Train Timetables (Regular stop or Flag stop)
|  | Mile | 1903 | 1905 | 1909 | 1912 | 1916 | 1919 | c.1922 | 1929 | 1932 | 1935 |
| Gerrard | 33.1 | Regular | Regular | Regular | Regular | Regular | Regular | Regular | Regular | Regular |  |
| MacInnes | 23.7 | Regular | Regular | Both | Both |  |  |  |  |  |  |
| Poplar | 23.1 |  |  | Regular | Regular | Flag | Both | Flag | Flag | Flag |  |
| Gold Hill | 19.8 |  |  |  | Flag | Flag | Both | Flag | Flag | Flag |  |
| Bosworth | 16.3 | Regular | Regular | Regular | Regular | Flag | Both | Flag | Flag | Flag |  |
| Howser | 12.2 | Regular | Flag |  | Flag | Flag | Both | Flag | Flag | Flag |  |
| La Blanche | 8.0 | Regular | Regular | Regular | Regular |  |  |  |  |  |  |
| Marble Head | 8.0 |  |  |  |  | Flag | Both | Flag | Flag | Flag |  |

==Community==
Both Edward Mobbs and Hugh McDonald applied for liquor licences in 1901, but only Joseph Howson, who ran the Ottawa House hotel, was granted one. Months later, he transferred the licence to McDonald.

By summer 1903, a new mining camp held a large number of prospectors. At the time, the wagon road from Poplar Creek was upgraded.

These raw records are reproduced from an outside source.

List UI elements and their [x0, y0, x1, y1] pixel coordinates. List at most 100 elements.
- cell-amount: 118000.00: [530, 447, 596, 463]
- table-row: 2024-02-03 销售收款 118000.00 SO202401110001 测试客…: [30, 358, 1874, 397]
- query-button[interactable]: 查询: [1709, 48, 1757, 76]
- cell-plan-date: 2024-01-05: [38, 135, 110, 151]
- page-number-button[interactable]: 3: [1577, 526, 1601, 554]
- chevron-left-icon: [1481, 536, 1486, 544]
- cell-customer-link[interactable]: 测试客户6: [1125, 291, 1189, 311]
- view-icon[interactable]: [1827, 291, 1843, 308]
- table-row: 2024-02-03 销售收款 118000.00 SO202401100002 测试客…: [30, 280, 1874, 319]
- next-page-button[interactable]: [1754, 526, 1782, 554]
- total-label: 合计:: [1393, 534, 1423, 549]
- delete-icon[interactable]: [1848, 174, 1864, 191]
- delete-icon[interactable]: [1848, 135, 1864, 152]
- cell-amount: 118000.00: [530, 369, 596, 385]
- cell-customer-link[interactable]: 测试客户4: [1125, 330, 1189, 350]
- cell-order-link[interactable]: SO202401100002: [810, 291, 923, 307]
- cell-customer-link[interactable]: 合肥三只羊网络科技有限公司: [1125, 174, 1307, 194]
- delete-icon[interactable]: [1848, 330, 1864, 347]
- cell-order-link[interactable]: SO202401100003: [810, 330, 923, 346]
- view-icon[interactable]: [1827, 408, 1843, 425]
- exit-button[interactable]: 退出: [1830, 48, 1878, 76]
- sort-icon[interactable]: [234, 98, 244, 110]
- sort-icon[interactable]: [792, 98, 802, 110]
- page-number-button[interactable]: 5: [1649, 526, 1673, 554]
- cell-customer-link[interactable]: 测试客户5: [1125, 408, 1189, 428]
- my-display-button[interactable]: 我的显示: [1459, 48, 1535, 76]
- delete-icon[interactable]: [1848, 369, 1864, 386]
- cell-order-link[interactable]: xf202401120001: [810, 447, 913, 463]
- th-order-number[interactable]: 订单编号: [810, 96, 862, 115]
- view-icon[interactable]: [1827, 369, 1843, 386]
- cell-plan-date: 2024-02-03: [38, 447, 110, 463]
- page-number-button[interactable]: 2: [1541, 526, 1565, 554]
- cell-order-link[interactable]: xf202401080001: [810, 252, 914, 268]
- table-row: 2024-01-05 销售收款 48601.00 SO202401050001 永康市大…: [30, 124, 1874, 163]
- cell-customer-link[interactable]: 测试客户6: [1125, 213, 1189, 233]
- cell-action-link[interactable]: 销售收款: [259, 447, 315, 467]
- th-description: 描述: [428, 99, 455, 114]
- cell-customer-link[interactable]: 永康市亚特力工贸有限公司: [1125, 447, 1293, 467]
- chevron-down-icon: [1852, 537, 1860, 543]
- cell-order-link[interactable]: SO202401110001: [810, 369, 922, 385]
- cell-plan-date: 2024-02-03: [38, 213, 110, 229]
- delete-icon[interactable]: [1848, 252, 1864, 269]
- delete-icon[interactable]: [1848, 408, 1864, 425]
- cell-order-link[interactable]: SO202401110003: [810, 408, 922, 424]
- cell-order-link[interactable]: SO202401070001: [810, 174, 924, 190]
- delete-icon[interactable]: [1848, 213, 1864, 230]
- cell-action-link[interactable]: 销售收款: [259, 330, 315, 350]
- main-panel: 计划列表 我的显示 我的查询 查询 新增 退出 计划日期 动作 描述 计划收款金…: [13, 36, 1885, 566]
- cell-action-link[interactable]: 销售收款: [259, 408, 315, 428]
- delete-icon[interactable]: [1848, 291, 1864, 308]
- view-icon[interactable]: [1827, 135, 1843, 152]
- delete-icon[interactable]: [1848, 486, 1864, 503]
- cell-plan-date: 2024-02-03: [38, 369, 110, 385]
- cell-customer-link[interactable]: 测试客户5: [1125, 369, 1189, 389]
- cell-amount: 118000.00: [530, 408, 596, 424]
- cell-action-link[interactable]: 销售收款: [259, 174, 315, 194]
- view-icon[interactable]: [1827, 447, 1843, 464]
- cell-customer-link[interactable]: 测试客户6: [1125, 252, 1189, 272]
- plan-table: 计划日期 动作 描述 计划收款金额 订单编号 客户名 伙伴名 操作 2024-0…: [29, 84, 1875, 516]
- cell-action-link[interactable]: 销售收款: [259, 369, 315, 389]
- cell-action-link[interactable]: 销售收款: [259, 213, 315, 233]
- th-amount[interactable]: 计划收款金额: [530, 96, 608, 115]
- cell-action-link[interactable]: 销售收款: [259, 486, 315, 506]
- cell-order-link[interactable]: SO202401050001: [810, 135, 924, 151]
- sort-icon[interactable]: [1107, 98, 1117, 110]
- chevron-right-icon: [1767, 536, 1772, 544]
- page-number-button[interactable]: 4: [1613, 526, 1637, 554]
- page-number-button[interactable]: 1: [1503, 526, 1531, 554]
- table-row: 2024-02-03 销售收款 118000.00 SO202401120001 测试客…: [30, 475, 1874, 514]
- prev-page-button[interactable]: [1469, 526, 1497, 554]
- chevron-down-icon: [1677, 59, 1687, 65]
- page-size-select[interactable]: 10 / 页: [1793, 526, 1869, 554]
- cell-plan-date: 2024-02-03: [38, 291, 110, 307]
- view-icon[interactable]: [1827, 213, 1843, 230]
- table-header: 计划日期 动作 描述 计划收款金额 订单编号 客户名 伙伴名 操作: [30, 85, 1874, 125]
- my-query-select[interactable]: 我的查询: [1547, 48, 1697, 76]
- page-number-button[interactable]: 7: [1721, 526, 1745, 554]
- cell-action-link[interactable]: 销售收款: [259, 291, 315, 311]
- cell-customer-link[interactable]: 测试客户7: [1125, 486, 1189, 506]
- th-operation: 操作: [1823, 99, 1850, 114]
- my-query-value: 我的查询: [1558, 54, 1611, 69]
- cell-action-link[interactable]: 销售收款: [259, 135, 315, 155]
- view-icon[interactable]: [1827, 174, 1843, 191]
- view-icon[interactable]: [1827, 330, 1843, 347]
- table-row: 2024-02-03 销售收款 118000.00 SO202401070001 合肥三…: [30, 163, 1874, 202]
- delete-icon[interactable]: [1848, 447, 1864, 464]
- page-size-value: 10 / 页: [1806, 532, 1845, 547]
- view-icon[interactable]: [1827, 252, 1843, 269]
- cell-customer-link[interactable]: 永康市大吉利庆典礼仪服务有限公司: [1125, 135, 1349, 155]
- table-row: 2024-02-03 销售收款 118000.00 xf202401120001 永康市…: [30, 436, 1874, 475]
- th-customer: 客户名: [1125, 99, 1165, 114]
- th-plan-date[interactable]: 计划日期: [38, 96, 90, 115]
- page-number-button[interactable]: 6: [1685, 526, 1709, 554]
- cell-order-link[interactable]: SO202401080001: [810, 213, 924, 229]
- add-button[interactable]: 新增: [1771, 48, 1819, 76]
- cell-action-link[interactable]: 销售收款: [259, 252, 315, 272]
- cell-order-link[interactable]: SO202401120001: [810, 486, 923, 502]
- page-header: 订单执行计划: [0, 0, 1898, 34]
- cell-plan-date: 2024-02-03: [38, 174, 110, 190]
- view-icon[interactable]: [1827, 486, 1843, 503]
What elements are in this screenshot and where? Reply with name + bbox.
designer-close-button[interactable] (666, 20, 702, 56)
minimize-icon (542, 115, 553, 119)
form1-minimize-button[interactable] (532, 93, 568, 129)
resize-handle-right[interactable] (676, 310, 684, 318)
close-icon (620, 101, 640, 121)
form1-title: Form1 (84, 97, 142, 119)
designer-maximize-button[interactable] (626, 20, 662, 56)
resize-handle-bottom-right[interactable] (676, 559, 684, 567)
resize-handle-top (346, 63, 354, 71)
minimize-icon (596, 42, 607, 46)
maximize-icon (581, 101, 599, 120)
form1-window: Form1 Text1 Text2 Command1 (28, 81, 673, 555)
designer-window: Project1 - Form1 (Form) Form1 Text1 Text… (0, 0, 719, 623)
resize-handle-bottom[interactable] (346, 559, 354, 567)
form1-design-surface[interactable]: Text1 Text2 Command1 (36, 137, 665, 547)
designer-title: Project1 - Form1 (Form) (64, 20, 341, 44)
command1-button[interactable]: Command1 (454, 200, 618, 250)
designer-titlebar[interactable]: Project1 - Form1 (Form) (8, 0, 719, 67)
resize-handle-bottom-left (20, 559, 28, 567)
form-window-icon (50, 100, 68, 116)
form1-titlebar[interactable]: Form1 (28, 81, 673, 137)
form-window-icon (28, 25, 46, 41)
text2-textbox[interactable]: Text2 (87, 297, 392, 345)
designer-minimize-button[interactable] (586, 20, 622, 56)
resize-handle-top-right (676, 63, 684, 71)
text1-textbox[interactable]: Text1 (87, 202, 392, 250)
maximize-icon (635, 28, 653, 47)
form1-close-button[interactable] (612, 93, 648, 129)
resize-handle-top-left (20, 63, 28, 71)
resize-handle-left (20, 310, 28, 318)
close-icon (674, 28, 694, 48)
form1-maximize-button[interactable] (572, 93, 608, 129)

Although the Ulvin Bros applied for a liquor licence that November, their Miners' Hotel may well have opened months later. Casey and Murphy opened the Hotel Bosworth in the new year, but the location could have been closer to Bosworth. In March 1904, Hawthorne Bros completed their store. During the brief 1904–1906 post office existence, Charles Hawthorne was postmaster. By summer 1904, the Hotel Bosworth had become a Casey and Mobbs partnership, and a large number of prospectors worked in the surrounding hills.

After a winter closure, the Ulvin hotel reopened in spring 1905. The gold boom over, the town quickly faded.

During 1913–1915 and 1922, gold dredging operations took place on the river.

The train made a one-hour meal stop at the Miners' Hotel into the 1920s. Emma Rear, step-daughter of John Ulvin, later operated the hotel. One account suggests closure in the 1940s and the later dismantling and removal of the building to Gerrard. Another account suggests the hotel was still operating into the 1950s.

All the earlier buildings have since disappeared and only a few scattered later residences remain.

==Agriculture==
In 1912, land was promoted for developing orchards.